La météo presque sauvage n’aurait pas pu mieux choisir son moment : dans « Actions/travaux karstiques », c’est la conscience écologique qui est mise à l’honneur. Si l’environnement est évidemment présent dans l’exposition, il faut cependant signaler que le couple prend ici la notion d’« écologie » dans le sens propre du terme, soit « science de l’habitat » en grec. Joris et Peyrafitte continuent donc leur petit bonhomme de chemin domopoétique, convertissant leurs activités ménagères communes en images et en mots, tout comme les images et les mots alimentent leur vie à deux. Pour cette deuxième édition à la galerie Simoncini s’ajoute le terme « karstique », faisant référence à ce processus de dissolution des roches sédimentaires qui forme des paysages particuliers. « Par un principe d’infiltration similaire, la langue se transforme en poème, le souffle en chant et la craie pigmentée devenue pastel marque le papier et la toile », peut-on lire dans le dossier de presse de l’exposition.
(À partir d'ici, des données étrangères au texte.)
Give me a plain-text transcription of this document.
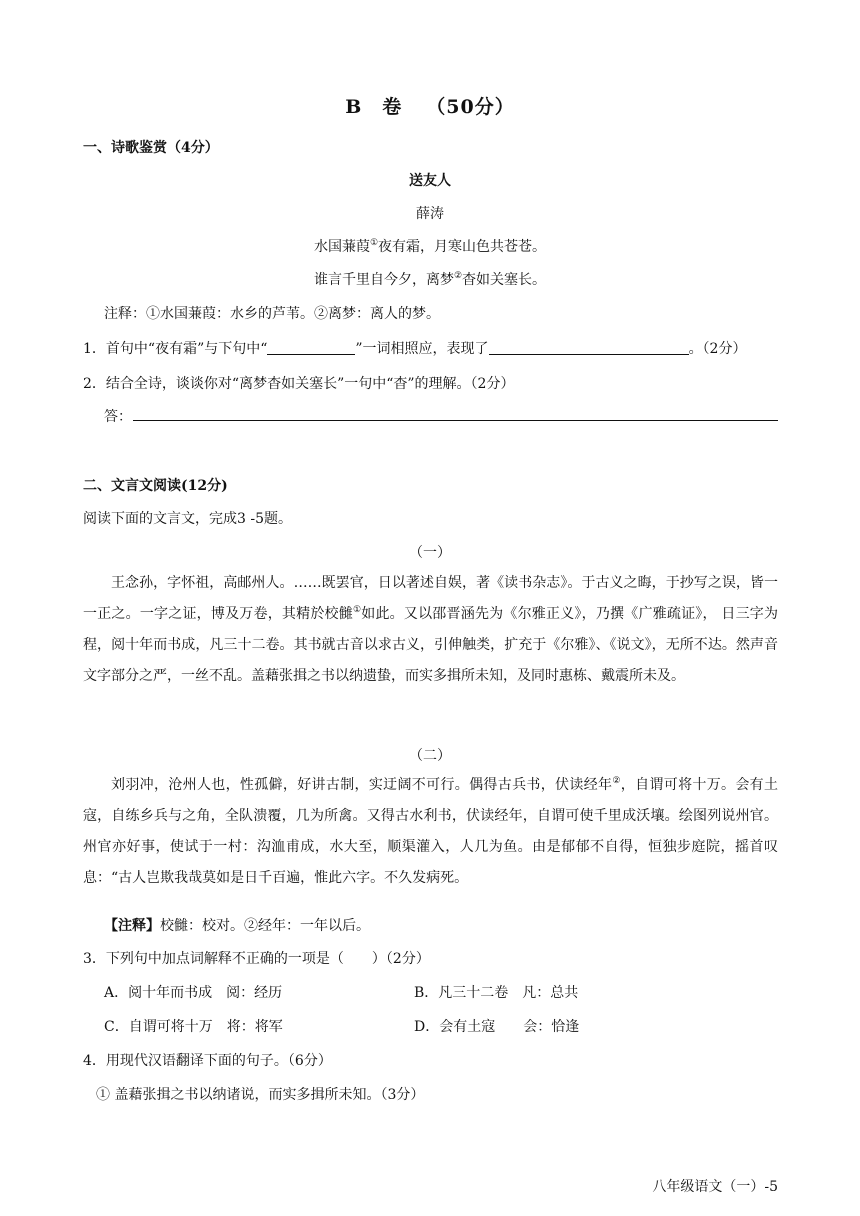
B　卷 （50分）
一、诗歌鉴赏（4分）
送友人
薛涛
水国蒹葭①夜有霜，月寒山色共苍苍。
谁言千里自今夕，离梦②杳如关塞长。
注释：①水国蒹葭：水乡的芦苇。②离梦：离人的梦。
1．首句中“夜有霜”与下句中“	”一词相照应，表现了	。（2分）
2．结合全诗，谈谈你对“离梦杳如关塞长”一句中“杳”的理解。（2分）
答：
二、文言文阅读(12分)
阅读下面的文言文，完成3 -5题。
（一）
王念孙，字怀祖，高邮州人。……既罢官，日以著述自娱，著《读书杂志》。于古义之晦，于抄写之误，皆一一正之。一字之证，博及万卷，其精於校雠①如此。又以邵晋涵先为《尔雅正义》，乃撰《广雅疏证》， 日三字为程，阅十年而书成，凡三十二卷。其书就古音以求古义，引伸触类，扩充于《尔雅》、《说文》，无所不达。然声音文字部分之严，一丝不乱。盖藉张揖之书以纳遗蛰，而实多揖所未知，及同时惠栋、戴震所未及。
（二）
刘羽冲，沧州人也，性孤僻，好讲古制，实迂阔不可行。偶得古兵书，伏读经年②，自谓可将十万。会有土寇，自练乡兵与之角，全队溃覆，几为所禽。又得古水利书，伏读经年，自谓可使千里成沃壤。绘图列说州官。州官亦好事，使试于一村：沟洫甫成，水大至，顺渠灌入，人几为鱼。由是郁郁不自得，恒独步庭院，摇首叹息：“古人岂欺我哉莫如是日千百遍，惟此六字。不久发病死。
【注释】校雠：校对。②经年：一年以后。
3．下列句中加点词解释不正确的一项是（　　）（2分）
A．阅十年而书成　阅：经历	B．凡三十二卷　凡：总共
C．自谓可将十万　将：将军	D．会有土寇　　会：恰逢
4．用现代汉语翻译下面的句子。（6分）
① 盖藉张揖之书以纳诸说，而实多揖所未知。（3分）
八年级语文（一）-5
Il ne faudrait pas croire pourtant, après ces explications pointues, que les travaux présentés soient conçus de façon exclusivement intellectuelle. Bien au contraire, ceux-ci reflètent une harmonie (de couple) et une connexion à la nature parfois quasi primales. En témoigne la performance d’ouverture entièrement désinhibée où, dans des positions insolites, Nicole Peyrafitte, usant de pigments d’origines variées et discourant sur la qualité des œufs achetés au marché, jette sur les papiers tenus acrobatiquement par Pierre Joris des traces, des lignes, des taches… jusqu’à former les œuvres exposées dans la vitrine. Qu’elle se réserve, d’ailleurs, de retoucher plus tard si nécessaire. Comme dans la vie de couple, l’improvisation côtoie ici la planification.

Entre le « Sanctuaire » du sous-sol, consacré à l’intime, et la « Canopée » de l’étage, où les relations entre les espèces sont évoquées, l’« Abri karstique » du rez-de-chaussée vient cristalliser l’action de transformation des processus domestiques, voire politiques (on peut notamment y regarder les contributions du couple à la campagne « Writers against Trump ») en œuvres d’art, en poèmes ou en vidéos. Travail de création et travail ménager se confondent dans une étonnante symbiose, fruit d’une relation de plus de trente années. On entre ainsi dans l’intimité d’un couple, sans voyeurisme, mais avec le frisson de qui s’apprête à pénétrer dans un univers où l’art est total.

Jusqu’au 15 juillet à la galerie Simoncini.